Welt

Strauss-Kahn in die Flucht geschlagen

Heute Redaktion
14.09.2021, 16:32

Dominique Strauss-Kahn bekam am Freitagabend im englischen Cambridge nach einem Auftritt an der Universität den Zorn der Studenten zu spüren. Die aufgebrachte Menge protestierte lautstark gegen den ehemaligen IWF-Chef, der nach Vergewaltigungsvorwürfen zurückgetreten war. Der Franzose musste in einem Polizeiauto flüchten.


So schnell wird Dominique Strauss-Kahn wohl nicht mehr nach Cambridge zurückkehren. Schon vor seinem Auftritt an der dortigen Universität hatte es Proteste geben. Diese fanden nach dem absolvierten Besuch des Ex-IWF-Chefs ihren Höhepunkt. 150 Studenten protestierten mit Transparenten und Slogans lautstark gegen die Einladung Strauss-Kahns.
Mehrere Teilnehmer versuchten, die Absperrungen der Polizei zu überwinden und den Wagen mit Gegenständen zu bewerfen. Strauss-Kahn flüchtete vor den wütenden Demonstranten. Er düste in einem Polizei-Wagen davon.
"Schäm dich!", "DSK, hau ab!"

Wütende Studenten riefen "DSK, hau ab!" und "Schäm dich!" vor dem Ort der Veranstaltung, bei der Strauss-Kahn über die Weltwirtschaft sprach. "Vergewaltigungsopfer bekommen dieses Forum nicht", stand auf einem der Spruchbänder. Der 62-jährige Franzose sei bereits mehrfach beschuldigt worden, Frauen belästigt zu haben, sagte der Student Jamie Gibson.
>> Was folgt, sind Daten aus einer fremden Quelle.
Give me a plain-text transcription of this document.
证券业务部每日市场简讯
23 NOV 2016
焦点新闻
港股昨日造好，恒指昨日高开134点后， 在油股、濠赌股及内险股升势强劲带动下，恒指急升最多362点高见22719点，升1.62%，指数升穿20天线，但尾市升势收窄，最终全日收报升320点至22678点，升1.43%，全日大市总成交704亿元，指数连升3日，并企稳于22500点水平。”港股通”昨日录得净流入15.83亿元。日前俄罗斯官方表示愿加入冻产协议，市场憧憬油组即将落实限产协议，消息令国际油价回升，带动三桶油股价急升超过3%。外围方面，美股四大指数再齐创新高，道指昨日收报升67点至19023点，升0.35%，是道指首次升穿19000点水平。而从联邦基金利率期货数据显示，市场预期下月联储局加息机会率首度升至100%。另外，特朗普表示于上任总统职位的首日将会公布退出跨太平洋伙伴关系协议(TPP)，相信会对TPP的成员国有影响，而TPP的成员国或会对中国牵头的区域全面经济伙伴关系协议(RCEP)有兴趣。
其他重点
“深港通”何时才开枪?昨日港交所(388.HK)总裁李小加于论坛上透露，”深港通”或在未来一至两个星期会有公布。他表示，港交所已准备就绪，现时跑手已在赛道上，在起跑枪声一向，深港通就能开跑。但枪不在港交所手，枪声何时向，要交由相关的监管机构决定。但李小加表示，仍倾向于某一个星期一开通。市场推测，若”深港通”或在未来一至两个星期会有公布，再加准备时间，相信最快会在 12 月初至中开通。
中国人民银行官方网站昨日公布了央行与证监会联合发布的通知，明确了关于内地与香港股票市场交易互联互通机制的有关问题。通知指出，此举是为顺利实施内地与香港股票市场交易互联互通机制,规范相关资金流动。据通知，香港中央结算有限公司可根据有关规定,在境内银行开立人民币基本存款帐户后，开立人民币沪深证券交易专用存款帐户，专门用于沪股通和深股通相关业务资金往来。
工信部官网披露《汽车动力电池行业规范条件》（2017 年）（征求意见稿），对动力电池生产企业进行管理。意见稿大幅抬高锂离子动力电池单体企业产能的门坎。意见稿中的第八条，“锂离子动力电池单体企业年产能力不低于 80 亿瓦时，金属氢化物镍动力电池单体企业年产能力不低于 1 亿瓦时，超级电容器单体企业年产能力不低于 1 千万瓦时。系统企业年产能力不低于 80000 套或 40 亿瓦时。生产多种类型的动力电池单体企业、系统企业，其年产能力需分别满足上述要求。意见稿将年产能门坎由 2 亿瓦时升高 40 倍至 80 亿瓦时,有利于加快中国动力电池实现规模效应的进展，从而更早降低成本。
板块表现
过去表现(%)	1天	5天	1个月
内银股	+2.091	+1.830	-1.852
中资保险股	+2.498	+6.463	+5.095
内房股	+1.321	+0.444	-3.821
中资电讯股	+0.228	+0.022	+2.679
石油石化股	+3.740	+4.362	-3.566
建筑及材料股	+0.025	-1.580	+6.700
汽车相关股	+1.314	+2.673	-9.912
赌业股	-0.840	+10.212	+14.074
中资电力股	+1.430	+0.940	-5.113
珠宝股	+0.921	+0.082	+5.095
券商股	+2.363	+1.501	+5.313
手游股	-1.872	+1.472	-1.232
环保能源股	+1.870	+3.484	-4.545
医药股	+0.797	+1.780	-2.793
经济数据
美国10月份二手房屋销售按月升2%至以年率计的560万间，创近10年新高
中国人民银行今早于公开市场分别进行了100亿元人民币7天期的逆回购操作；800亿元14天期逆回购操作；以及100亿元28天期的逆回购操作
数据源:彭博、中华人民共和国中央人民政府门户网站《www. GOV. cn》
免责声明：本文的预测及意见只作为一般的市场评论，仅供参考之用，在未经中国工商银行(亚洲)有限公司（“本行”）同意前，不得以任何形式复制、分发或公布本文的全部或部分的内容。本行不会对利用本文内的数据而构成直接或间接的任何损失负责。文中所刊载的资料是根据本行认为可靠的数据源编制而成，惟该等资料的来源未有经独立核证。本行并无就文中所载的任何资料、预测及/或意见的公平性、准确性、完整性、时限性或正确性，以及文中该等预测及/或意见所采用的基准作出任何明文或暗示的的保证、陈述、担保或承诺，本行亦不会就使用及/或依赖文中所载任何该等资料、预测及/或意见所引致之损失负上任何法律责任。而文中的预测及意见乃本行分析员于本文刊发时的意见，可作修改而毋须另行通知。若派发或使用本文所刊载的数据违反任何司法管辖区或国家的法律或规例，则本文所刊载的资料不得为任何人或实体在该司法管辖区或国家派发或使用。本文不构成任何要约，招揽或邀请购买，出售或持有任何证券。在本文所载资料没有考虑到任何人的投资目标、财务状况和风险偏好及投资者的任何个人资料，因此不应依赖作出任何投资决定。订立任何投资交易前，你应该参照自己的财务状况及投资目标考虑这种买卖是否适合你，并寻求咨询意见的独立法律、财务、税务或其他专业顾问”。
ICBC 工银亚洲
Ihn einzuladen, sei "geschmacklos", ergänzte er.
Das sieht auch eine andere Studentin so: "Ich denke, er hätte nicht hierher eingeladen werden dürfen, um vor Studenten zu sprechen", meinte der Student Morgan Wild (23) gegenüber der Nachrichtenagentur Reuters. Offenbar sei dies ein Teil einer PR-Kampagne, um seine Reputation wieder herzustellen. "Und wir sollten dabei für dumm verkauft werden", empörte sich Wild.
Zivilverfahren läuft noch

Strauss-Kahn war im vergangenen Jahr als Chef des Internationalen Währungsfonds (IWF) zurückgetreten, nachdem er wegen des Vorwurfs der versuchten Vergewaltigung eines Hotel-Zimmermädchens in New York festgenommen worden war. Ein Strafverfahren stellte die US-Justiz im August ein, da Zweifel an der Glaubwürdigkeit des Zimmermädchens aufgekommen waren. Ein zivilrechtliches Verfahren läuft aber noch.